If it didn't have so much to do today, I'd consider cashing it in on this and calling today a "win." But as I'm wont to do, I used Yogi tea for the chai portion and, of course, have to consider the snapple-like wisp of wisdom on the little tea bag tab. In the old days, I had a bunch of those taped everywhere. Unlike Wendy the Snapple Lady, the Yogi tea wisdoms actually do make me think.
As I sipped on my beautiful, hand-spun latte (this sound so precious...it wasn't...I dunked a tea bag in a cup of coffee...still I was so proud I didn't spend $4) I reflected on:
If you let yourself be successful, you shall be successful.I was so ready to write this off. "Yeah, sure," I could hear my little snarly inner voice growl, "it sounds so easy." But the truth of it, I think, is that it might be that easy.

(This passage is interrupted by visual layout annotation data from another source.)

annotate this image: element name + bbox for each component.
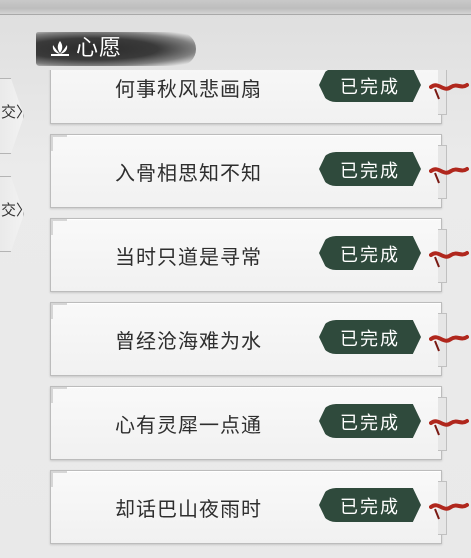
lotus-icon	[48, 37, 72, 61]
status-badge: 已完成	[319, 488, 421, 522]
card-corner-ornament	[51, 135, 67, 151]
status-label: 已完成	[340, 497, 400, 518]
wish-header: 心愿	[36, 30, 196, 68]
red-ribbon-icon	[429, 83, 469, 100]
wish-text: 入骨相思知不知	[115, 161, 262, 185]
card-corner-ornament	[51, 303, 67, 319]
red-ribbon-icon	[429, 503, 469, 520]
side-tab-label: 交〉	[1, 103, 32, 121]
wish-text: 何事秋风悲画扇	[115, 77, 262, 101]
wish-text: 曾经沧海难为水	[115, 329, 262, 353]
red-ribbon-icon	[429, 335, 469, 352]
red-ribbon-icon	[429, 167, 469, 184]
red-ribbon-icon	[429, 419, 469, 436]
wish-card[interactable]: 何事秋风悲画扇 已完成	[50, 70, 469, 124]
status-label: 已完成	[340, 245, 400, 266]
card-corner-ornament	[51, 471, 67, 487]
wish-card[interactable]: 心有灵犀一点通 已完成	[50, 386, 469, 460]
status-label: 已完成	[340, 413, 400, 434]
card-corner-ornament	[51, 387, 67, 403]
status-label: 已完成	[340, 329, 400, 350]
wish-text: 心有灵犀一点通	[115, 413, 262, 437]
side-tab-label: 交〉	[1, 201, 32, 219]
red-ribbon-icon	[429, 251, 469, 268]
page-title: 心愿	[76, 36, 123, 61]
wish-card[interactable]: 却话巴山夜雨时 已完成	[50, 470, 469, 544]
wish-card[interactable]: 当时只道是寻常 已完成	[50, 218, 469, 292]
status-badge: 已完成	[319, 320, 421, 354]
side-tab-2[interactable]: 交〉	[0, 176, 24, 252]
status-label: 已完成	[340, 161, 400, 182]
status-badge: 已完成	[319, 70, 421, 102]
status-badge: 已完成	[319, 152, 421, 186]
wish-card[interactable]: 入骨相思知不知 已完成	[50, 134, 469, 208]
wish-list[interactable]: 何事秋风悲画扇 已完成 入骨相思知不知 已完成 当时只道是寻常 已完成 曾经沧海…	[46, 70, 471, 558]
status-badge: 已完成	[319, 404, 421, 438]
wish-card[interactable]: 曾经沧海难为水 已完成	[50, 302, 469, 376]
wish-text: 当时只道是寻常	[115, 245, 262, 269]
status-badge: 已完成	[319, 236, 421, 270]
side-tab-1[interactable]: 交〉	[0, 78, 24, 154]
card-corner-ornament	[51, 219, 67, 235]
status-label: 已完成	[340, 77, 400, 98]
top-border-strip	[0, 0, 471, 15]
wish-text: 却话巴山夜雨时	[115, 497, 262, 521]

There's something very compelling to me personally about "the struggle." I do value work a lot, so a struggle is awesome because it makes the work visible. If I'm struggling to do something, I'm not giving up on it: I'm wrestling, sparring, climbing, trekking, slogging. There's effort there. And effort, in my book, is always noble. And I know I'm not alone there. Many, many of our everyday systems reward effort. That's the very foundation on which the idea of success, careers, the American Dream, and just any old meritocracy are based. It's Amurica.

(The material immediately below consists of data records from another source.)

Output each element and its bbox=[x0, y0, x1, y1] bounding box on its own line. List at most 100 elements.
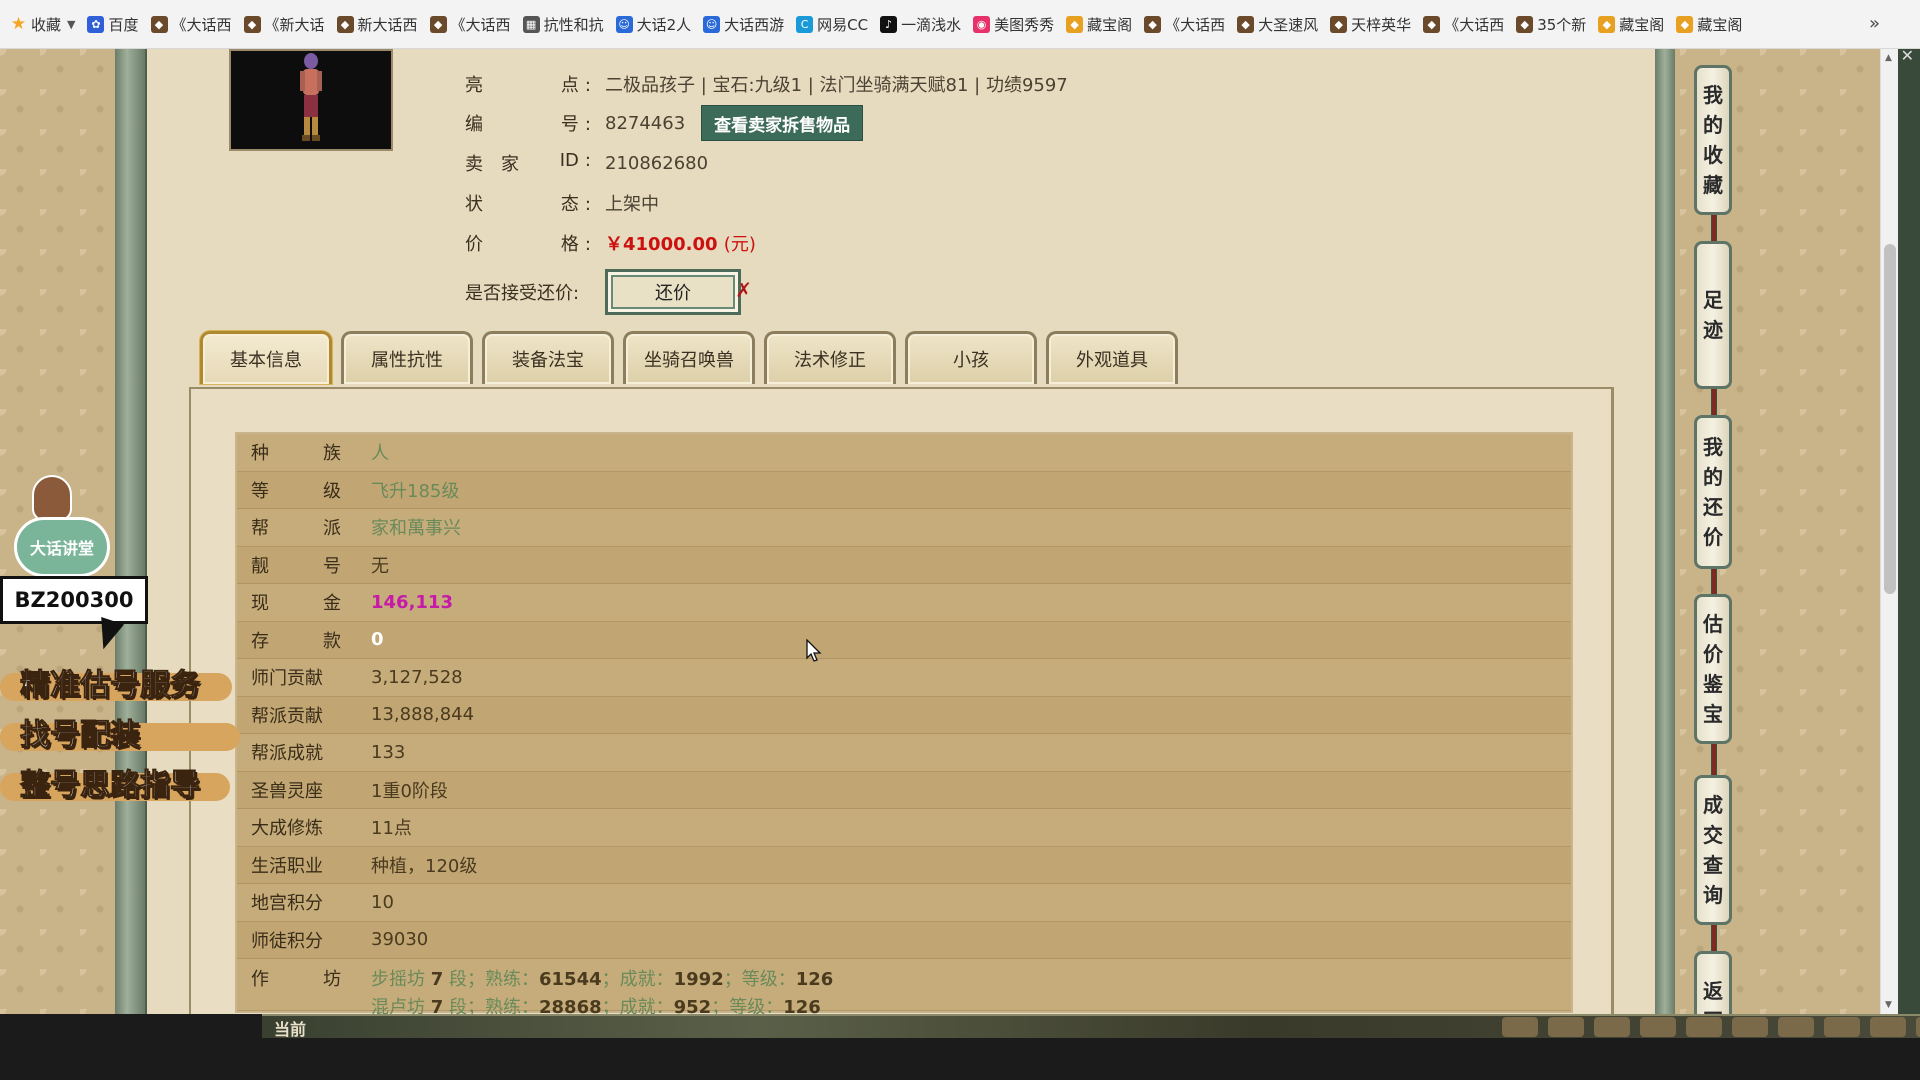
bookmark-label: 《大话西 bbox=[1444, 15, 1505, 34]
bookmark-label: 《大话西 bbox=[1165, 15, 1226, 34]
bookmark-label: 网易CC bbox=[817, 15, 869, 34]
game-tool-icon[interactable] bbox=[1594, 1017, 1630, 1037]
attribute-value: 1重0阶段 bbox=[371, 780, 448, 802]
bookmark-item[interactable]: ◉ 美图秀秀 bbox=[967, 9, 1060, 39]
item-id-label-b-text: 号 bbox=[560, 114, 579, 135]
bookmarks-more-button[interactable]: » bbox=[1869, 13, 1880, 34]
game-icon: ◆ bbox=[1423, 15, 1441, 33]
attribute-label: 师徒积分 bbox=[251, 930, 323, 952]
sidebar-button-char: 交 bbox=[1703, 823, 1723, 847]
attribute-row: 帮派成就 133 bbox=[237, 734, 1571, 772]
game-tool-icon[interactable] bbox=[1870, 1017, 1906, 1037]
sidebar-button-1[interactable]: 足迹 bbox=[1694, 241, 1732, 389]
workshop-row: 作坊步摇坊 7 段；熟练：61544；成就：1992；等级：126 混卢坊 7 段… bbox=[237, 959, 1571, 1014]
rail-connector bbox=[1711, 215, 1717, 241]
scroll-down-icon[interactable]: ▼ bbox=[1885, 1000, 1892, 1010]
game-icon: ◆ bbox=[1237, 15, 1255, 33]
bookmark-item[interactable]: ◆ 藏宝阁 bbox=[1592, 9, 1670, 39]
rail-connector bbox=[1711, 744, 1717, 775]
vertical-scrollbar[interactable]: ▲ ▼ bbox=[1880, 49, 1898, 1014]
bookmark-item[interactable]: ◆ 《大话西 bbox=[1138, 9, 1231, 39]
bookmark-item[interactable]: ◆ 新大话西 bbox=[331, 9, 424, 39]
bookmark-item[interactable]: C 网易CC bbox=[790, 9, 874, 39]
tab-5[interactable]: 小孩 bbox=[905, 331, 1037, 384]
bookmark-label: 大圣速风 bbox=[1258, 15, 1319, 34]
game-status-bar: 当前 bbox=[262, 1014, 1920, 1039]
scroll-up-icon[interactable]: ▲ bbox=[1885, 53, 1892, 63]
workshop-v3: 126 bbox=[783, 997, 821, 1014]
bookmark-item[interactable]: ◆ 《大话西 bbox=[424, 9, 517, 39]
attribute-row: 地宫积分 10 bbox=[237, 884, 1571, 922]
bookmark-item[interactable]: ◆ 35个新 bbox=[1510, 9, 1592, 39]
bargain-row: 是否接受还价: 还价 ✗ bbox=[465, 268, 752, 316]
colon: : bbox=[584, 234, 591, 255]
price-row: 价 格: ￥41000.00 (元) bbox=[465, 228, 756, 258]
game-channel-label: 当前 bbox=[274, 1020, 307, 1039]
tab-4[interactable]: 法术修正 bbox=[764, 331, 896, 384]
game-tool-icon[interactable] bbox=[1640, 1017, 1676, 1037]
bookmark-item[interactable]: ◆ 天梓英华 bbox=[1324, 9, 1417, 39]
close-icon[interactable]: ✕ bbox=[1901, 46, 1914, 65]
bookmark-label: 天梓英华 bbox=[1351, 15, 1412, 34]
attribute-label: 靓号 bbox=[237, 552, 371, 578]
bookmark-item[interactable]: ♪ 一滴浅水 bbox=[874, 9, 967, 39]
baidu-icon: ✿ bbox=[87, 15, 105, 33]
game-tool-icon[interactable] bbox=[1778, 1017, 1814, 1037]
attribute-row: 大成修炼 11点 bbox=[237, 809, 1571, 847]
bookmark-item[interactable]: ◆ 藏宝阁 bbox=[1060, 9, 1138, 39]
attribute-label: 地宫积分 bbox=[251, 893, 323, 915]
treasure-icon: ◆ bbox=[1676, 15, 1694, 33]
tab-1[interactable]: 属性抗性 bbox=[341, 331, 473, 384]
bookmark-item[interactable]: ★ 收藏 ▼ bbox=[4, 9, 81, 39]
tab-6[interactable]: 外观道具 bbox=[1046, 331, 1178, 384]
colon: : bbox=[584, 150, 591, 171]
sidebar-button-char: 我 bbox=[1703, 435, 1723, 459]
bookmark-item[interactable]: ◆ 大圣速风 bbox=[1231, 9, 1324, 39]
game-tool-icon[interactable] bbox=[1548, 1017, 1584, 1037]
status-value: 上架中 bbox=[605, 194, 659, 215]
attribute-value: 13,888,844 bbox=[371, 704, 475, 726]
chevron-down-icon[interactable]: ▼ bbox=[67, 18, 75, 31]
bookmark-label: 收藏 bbox=[31, 15, 62, 34]
attribute-label: 帮派贡献 bbox=[251, 705, 323, 727]
sidebar-button-2[interactable]: 我的还价 bbox=[1694, 415, 1732, 569]
sidebar-button-4[interactable]: 成交查询 bbox=[1694, 775, 1732, 925]
game-tool-icon[interactable] bbox=[1916, 1017, 1920, 1037]
bookmark-label: 藏宝阁 bbox=[1087, 15, 1133, 34]
item-id-row: 编 号: 8274463 查看卖家拆售物品 bbox=[465, 105, 864, 141]
attribute-value: 种植，120级 bbox=[371, 855, 478, 877]
game-tool-icon[interactable] bbox=[1502, 1017, 1538, 1037]
service-code: BZ200300 bbox=[0, 576, 148, 624]
workshop-line: 步摇坊 7 段；熟练：61544；成就：1992；等级：126 bbox=[371, 969, 834, 990]
bargain-button[interactable]: 还价 ✗ bbox=[605, 269, 752, 315]
sidebar-button-3[interactable]: 估价鉴宝 bbox=[1694, 594, 1732, 744]
attribute-value: 10 bbox=[371, 891, 394, 913]
tab-2[interactable]: 装备法宝 bbox=[482, 331, 614, 384]
attribute-row: 生活职业 种植，120级 bbox=[237, 846, 1571, 884]
bookmark-item[interactable]: ◆ 《大话西 bbox=[1417, 9, 1510, 39]
sidebar-button-5[interactable]: 返回 bbox=[1694, 951, 1732, 1014]
bookmark-item[interactable]: ◆ 《大话西 bbox=[145, 9, 238, 39]
price-label-b-text: 格 bbox=[560, 234, 579, 255]
game-tool-icon[interactable] bbox=[1732, 1017, 1768, 1037]
bookmark-item[interactable]: ◆ 《新大话 bbox=[238, 9, 331, 39]
sidebar-button-char: 藏 bbox=[1703, 173, 1723, 197]
bookmark-item[interactable]: ◆ 藏宝阁 bbox=[1670, 9, 1748, 39]
promo-text: 精准估号服务 bbox=[20, 668, 201, 704]
game-tool-icon[interactable] bbox=[1686, 1017, 1722, 1037]
attribute-label-a: 存 bbox=[251, 630, 269, 652]
left-frame-border bbox=[115, 49, 147, 1014]
tab-3[interactable]: 坐骑召唤兽 bbox=[623, 331, 755, 384]
bookmark-item[interactable]: ☺ 大话2人 bbox=[610, 9, 698, 39]
view-seller-items-button[interactable]: 查看卖家拆售物品 bbox=[701, 105, 864, 141]
bookmark-item[interactable]: ☺ 大话西游 bbox=[697, 9, 790, 39]
sidebar-button-char: 足 bbox=[1703, 288, 1723, 312]
sidebar-button-0[interactable]: 我的收藏 bbox=[1694, 65, 1732, 215]
scrollbar-thumb[interactable] bbox=[1884, 244, 1896, 594]
bookmark-item[interactable]: ✿ 百度 bbox=[81, 9, 144, 39]
attribute-label: 生活职业 bbox=[251, 855, 323, 877]
tab-0[interactable]: 基本信息 bbox=[200, 331, 332, 384]
game-tool-icon[interactable] bbox=[1824, 1017, 1860, 1037]
attribute-label: 帮派成就 bbox=[251, 743, 323, 765]
bookmark-item[interactable]: ▦ 抗性和抗 bbox=[517, 9, 610, 39]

If I go down even further, toward my own person and body in the success-driven place, I know I've internalized the idea of struggle as noble. I do crazy diets, I've gone on nutso fitness binges, and maybe even sometimes I've OD'd on the idea of a journey to happiness. (For a while I tried to be chipper. It was no good. I'm not built for that). If I'm walking away from something sweaty and out of breath, chances are I'm a happy camper.
When the belief that the only road to success is struggle to the point it becomes a paradigm for everything, the idea that you might be your own impediment to success can blow. your. mind. I just because I used the fashionable three-word-punctuated-to-sound-like-Oprah-talking shouldn't detract from how uncomfortable that is. When everything you've done in your life tells you struggle is right, the suggestion that, in fact, allowance can get you to the same ends sounds like complete anarchy.
The problem is, a quick review of the high level goals of my life tells me there could've been another way. I do believe in some things, the hard road is the right road: becoming compassionate (especially towards oneself), the road to tolerance (true empathy and not just the agreement that in public we'll say something because we'll look really bad if we say something else), love are all very hard. There will be challenge. But I guess the question is "Where is the line between challenge and struggle?" At what point does the effort begin to edge out the challenge as the focus?
Whenever I've been confronted with the idea of allowance and I allow myself to sit with it and truly contemplate it and imagine exactly what it would feel like in my skin, I become very humbled. In those moments, I can begin to see how my struggle has been perpetrated by me. In many cases, more than I'd like to admit, I myself have been the reason I couldn't find what I desired. I sabotaged, I threw up barriers, I caved in a moment of weakness, I was stubborn and/or stupid and/or not compassionate. All of these, of course, are born of fear.
So the idea that I hold the key to my success and that I've been the obstacle to that for myself creates so much guilt. In some senses, I've doomed myself to whatever fate I have that doesn't please me at the moment. On the other hand, the power I have to exact the changes I hope for myself is overwhelming. All I need, we need, to find the change we seek is to be able to honestly ask these questions of ourselves.
Do I want happiness? What does that look like? Do I want [insert your dream here]? What does that look like?
When those answers are simply "yes," our biggest challenge is to be brave on the path to that. There will always be challenge and the fruit of stepping up to that will always be worthwhile. But I'm coming to grips with the fact that struggle need not be necessary. Simply allowing may be just enough.